O Los Hermanos em duas noites super lotou o Pepsi on Stage. No total, os números divulgados sugerem mais de 14 mil pessoas somando as duas noites, sendo que o maior público dali até então foi Bob Dylan, com 6500 pessoas.


A sede não foi saciada, pois uma banda com quatro discos tão bons quanto o Los Hermanos ficaria no palco no mínimo quatro horas tocando, mas deu para ver que o grupo poderia ter seguido um crescendo infinito tanto no número de vendas de CDs quanto no número de fãs.
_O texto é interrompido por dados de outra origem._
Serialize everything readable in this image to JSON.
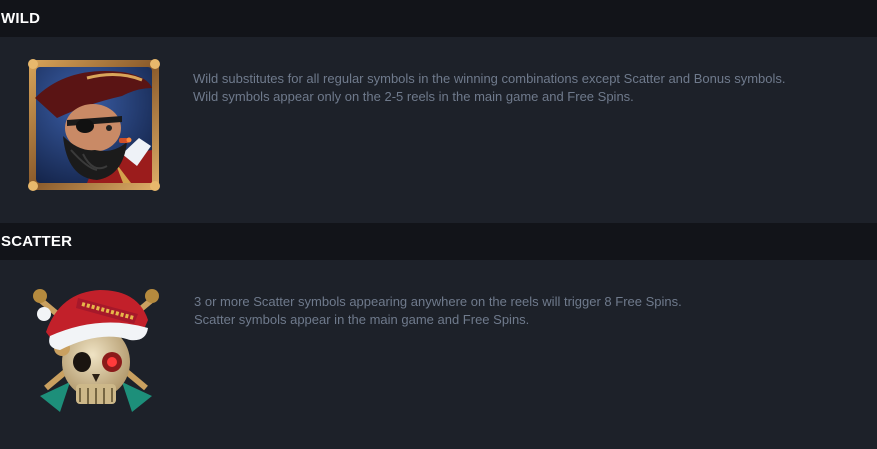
{
  "wild": {
    "title": "WILD",
    "symbol_icon": "pirate-captain-wild-icon",
    "description": [
      "Wild substitutes for all regular symbols in the winning combinations except Scatter and Bonus symbols.",
      "Wild symbols appear only on the 2-5 reels in the main game and Free Spins."
    ]
  },
  "scatter": {
    "title": "SCATTER",
    "symbol_icon": "santa-hat-skull-scatter-icon",
    "description": [
      "3 or more Scatter symbols appearing anywhere on the reels will trigger 8 Free Spins.",
      "Scatter symbols appear in the main game and Free Spins."
    ]
  },
  "colors": {
    "page_bg": "#1d2129",
    "header_bg": "#121419",
    "header_text": "#ffffff",
    "body_text": "#6f7a8c"
  }
}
Esses dois shows provaram que se o grupo tocasse em um lugar maior, esse lugar também estaria lotado. 

Dificilmente a banda continuará na ativa passados os shows em comemoração aos seus quinze anos, mas, se for para vê-los com a alegria e os sorrisos que estavam nessas apresentações em Porto Alegre, tocando canções que agrada a maioria dos seguidores da banda, que seja. Melhor um coelho na mão do que dois voando.







Set list


1. O Vencedor
2. Retrato Pra Iaiá
3. Todo Carnaval Tem Seu Fim
4. O Vento
5. Além do Que Se Vê
6. Primeiro Andar
7. Morena
8. Um Par
9. Sétimo Andar
10. Azedume
11. Descoberta
12. Sentimental
13. A Flor
14. Cara Estranho
15. Condicional
16. Deixa o Verão
17. Mais Tarde
18. A Outra
19. Um Milhão
20. Casa Pré-Fabricada
21. O Velho e o Moço
22. Conversa de Botas Batidas
23. Último Romance


Bis


24. O Velho e o Moço
25. Tenha Dó
26. Anna Julia
27. Quem Sabe
28. Pierrot

Um comentário:

  1. Excelente resenha do show dos Los Hermanos.Parabéns! Não pude ir ao show mas já me dei por satisfeito após a leitura do texto. Que eles continuem aparecendo em doses homeopáticas!